Por Luís Britto Garcia, no jornal Hora do Povo:
1. Nenhum homem é uma ilha; a morte de qualquer pessoa me afeta, pregava John Donne. Nenhum país está fora do planeta: o genocídio cometido contra um povo assassina-me. Tudo o que acontece na Líbia fere-me, vos prejudica, nos afeta.
2. Falemos como homens e não como chacais ou monopólios midiáticos. A Líbia não é bombardeada para proteger a sua população civil. Nenhum povo é protegido lançando-lhe explosivos nem despedaçando-o com 4,3 mil ataques “humanitários” durante mais de cem dias. A Líbia é incinerada para lhe roubarem seu petróleo, suas reservas internacionais, suas águas subterrâneas. Se o latrocínio triunfa, todo país com seus recursos será saqueado. Não pergunte sobre quem caem as bombas: cairão sobre você.

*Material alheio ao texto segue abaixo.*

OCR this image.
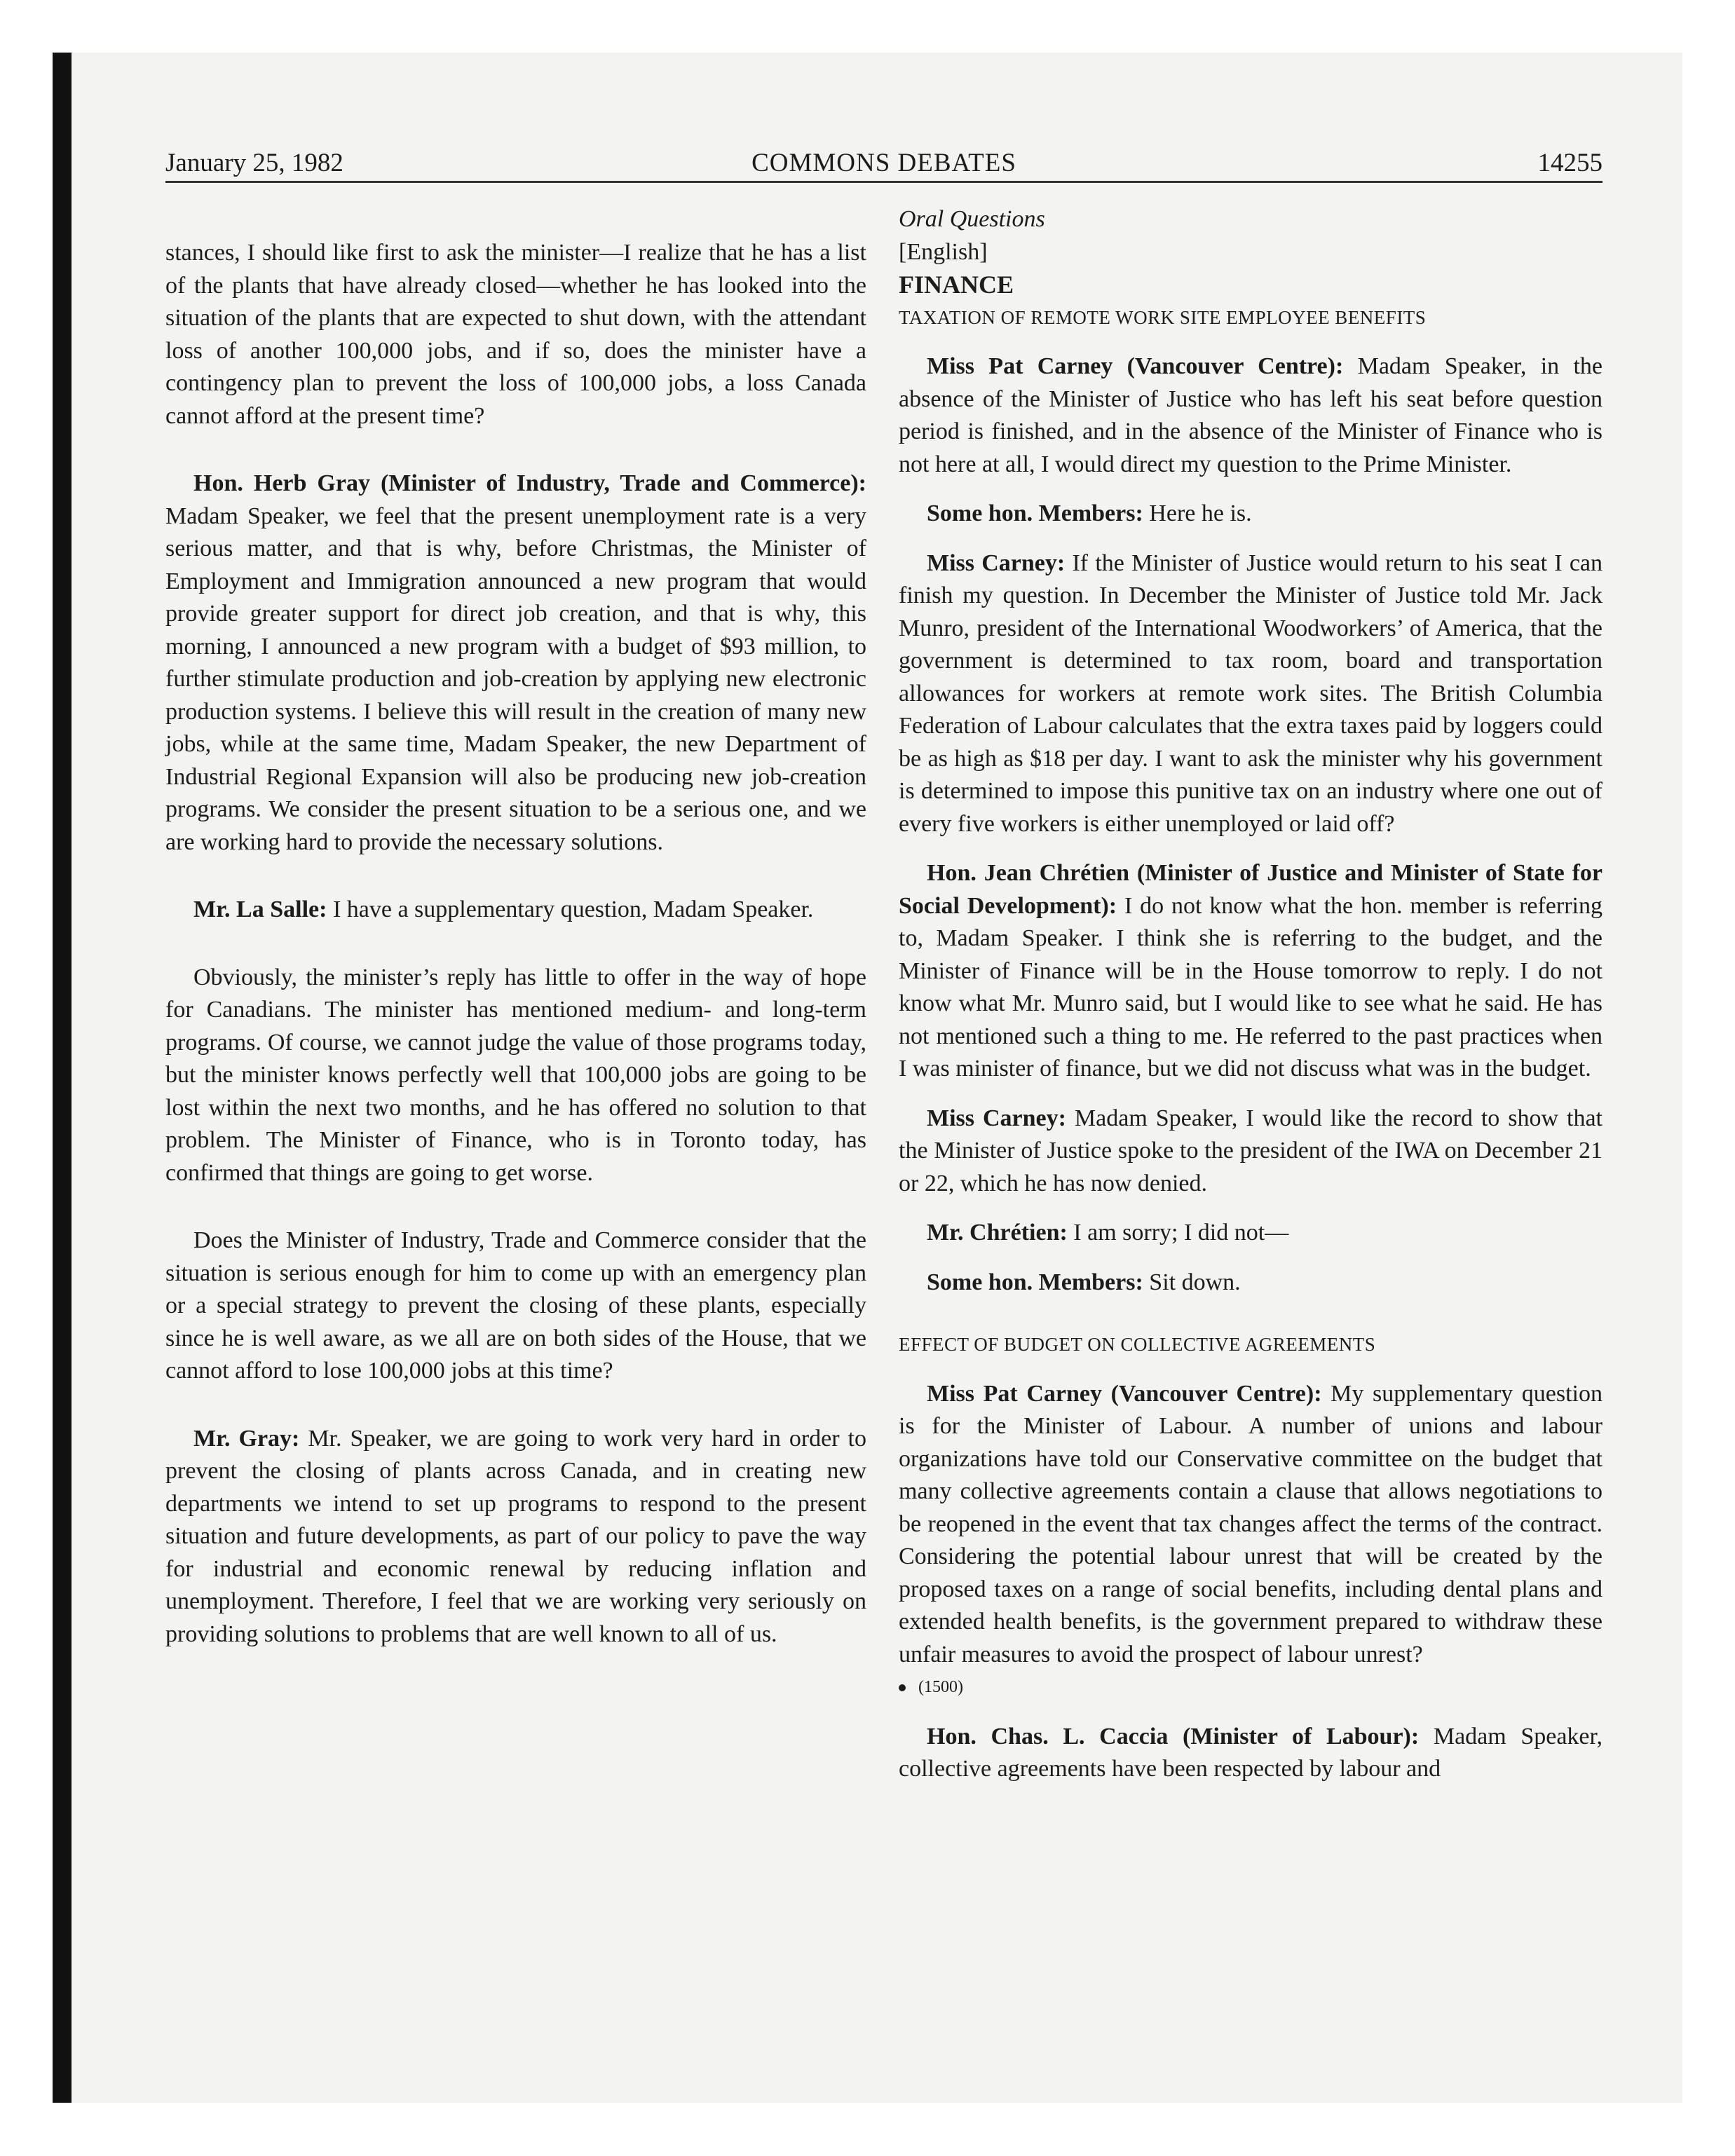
January 25, 1982	COMMONS DEBATES	14255

stances, I should like first to ask the minister—I realize that he has a list of the plants that have already closed—whether he has looked into the situation of the plants that are expected to shut down, with the attendant loss of another 100,000 jobs, and if so, does the minister have a contingency plan to prevent the loss of 100,000 jobs, a loss Canada cannot afford at the present time?

Hon. Herb Gray (Minister of Industry, Trade and Commerce): Madam Speaker, we feel that the present unemployment rate is a very serious matter, and that is why, before Christmas, the Minister of Employment and Immigration announced a new program that would provide greater support for direct job creation, and that is why, this morning, I announced a new program with a budget of $93 million, to further stimulate production and job-creation by applying new electronic production systems. I believe this will result in the creation of many new jobs, while at the same time, Madam Speaker, the new Department of Industrial Regional Expansion will also be producing new job-creation programs. We consider the present situation to be a serious one, and we are working hard to provide the necessary solutions.

Mr. La Salle: I have a supplementary question, Madam Speaker.

Obviously, the minister’s reply has little to offer in the way of hope for Canadians. The minister has mentioned medium- and long-term programs. Of course, we cannot judge the value of those programs today, but the minister knows perfectly well that 100,000 jobs are going to be lost within the next two months, and he has offered no solution to that problem. The Minister of Finance, who is in Toronto today, has confirmed that things are going to get worse.

Does the Minister of Industry, Trade and Commerce consider that the situation is serious enough for him to come up with an emergency plan or a special strategy to prevent the closing of these plants, especially since he is well aware, as we all are on both sides of the House, that we cannot afford to lose 100,000 jobs at this time?

Mr. Gray: Mr. Speaker, we are going to work very hard in order to prevent the closing of plants across Canada, and in creating new departments we intend to set up programs to respond to the present situation and future developments, as part of our policy to pave the way for industrial and economic renewal by reducing inflation and unemployment. Therefore, I feel that we are working very seriously on providing solutions to problems that are well known to all of us.

Oral Questions

[English]

FINANCE

TAXATION OF REMOTE WORK SITE EMPLOYEE BENEFITS

Miss Pat Carney (Vancouver Centre): Madam Speaker, in the absence of the Minister of Justice who has left his seat before question period is finished, and in the absence of the Minister of Finance who is not here at all, I would direct my question to the Prime Minister.

Some hon. Members: Here he is.

Miss Carney: If the Minister of Justice would return to his seat I can finish my question. In December the Minister of Justice told Mr. Jack Munro, president of the International Woodworkers’ of America, that the government is determined to tax room, board and transportation allowances for workers at remote work sites. The British Columbia Federation of Labour calculates that the extra taxes paid by loggers could be as high as $18 per day. I want to ask the minister why his government is determined to impose this punitive tax on an industry where one out of every five workers is either unemployed or laid off?

Hon. Jean Chrétien (Minister of Justice and Minister of State for Social Development): I do not know what the hon. member is referring to, Madam Speaker. I think she is referring to the budget, and the Minister of Finance will be in the House tomorrow to reply. I do not know what Mr. Munro said, but I would like to see what he said. He has not mentioned such a thing to me. He referred to the past practices when I was minister of finance, but we did not discuss what was in the budget.

Miss Carney: Madam Speaker, I would like the record to show that the Minister of Justice spoke to the president of the IWA on December 21 or 22, which he has now denied.

Mr. Chrétien: I am sorry; I did not—

Some hon. Members: Sit down.

EFFECT OF BUDGET ON COLLECTIVE AGREEMENTS

Miss Pat Carney (Vancouver Centre): My supplementary question is for the Minister of Labour. A number of unions and labour organizations have told our Conservative committee on the budget that many collective agreements contain a clause that allows negotiations to be reopened in the event that tax changes affect the terms of the contract. Considering the potential labour unrest that will be created by the proposed taxes on a range of social benefits, including dental plans and extended health benefits, is the government prepared to withdraw these unfair measures to avoid the prospect of labour unrest?

(1500)

Hon. Chas. L. Caccia (Minister of Labour): Madam Speaker, collective agreements have been respected by labour and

3. Encarceraram os comunistas; nada poderia importar-me menos porque não sou comunista, ironizava Bertold Brecht. O Conselho de Segurança da ONU aprova uma zona de “exclusão aérea” a favor dos secesionistas líbios, mas permite um bombardeio infernal; a China e a Rússia abstêm-se de vetar a medida porque como não são líbios nada poderia importar-lhes menos. De imediato os Estados Unidos ameaçam a China com a declaração de uma “moratória técnica” da sua impagável dívida externa e agridem o Paquistão. A China replica que “toda nova ingerência dos Estados Unidos no Paquistão será interpretada como ato não amistoso” e arma o país islâmico com cinquenta caças JF-17. Nenhum povo está fora da humanidade: se você não veta a agressão contra outro, a desencadeia contra você.
4. Conta Tolstói que um urso ataca dois camponeses: um sobe a uma árvore, cedendo ao outro o privilégio de defender-se só. Este vence e conta que as últimas palavras da fera foram: “Quem te abandona não é teu amigo”. A Liga Árabe, a União Africana, a OPEP trepam na árvore da indecisão esperando a vez de serem esquartejadas. Ao abandonar as vítimas você se abandona.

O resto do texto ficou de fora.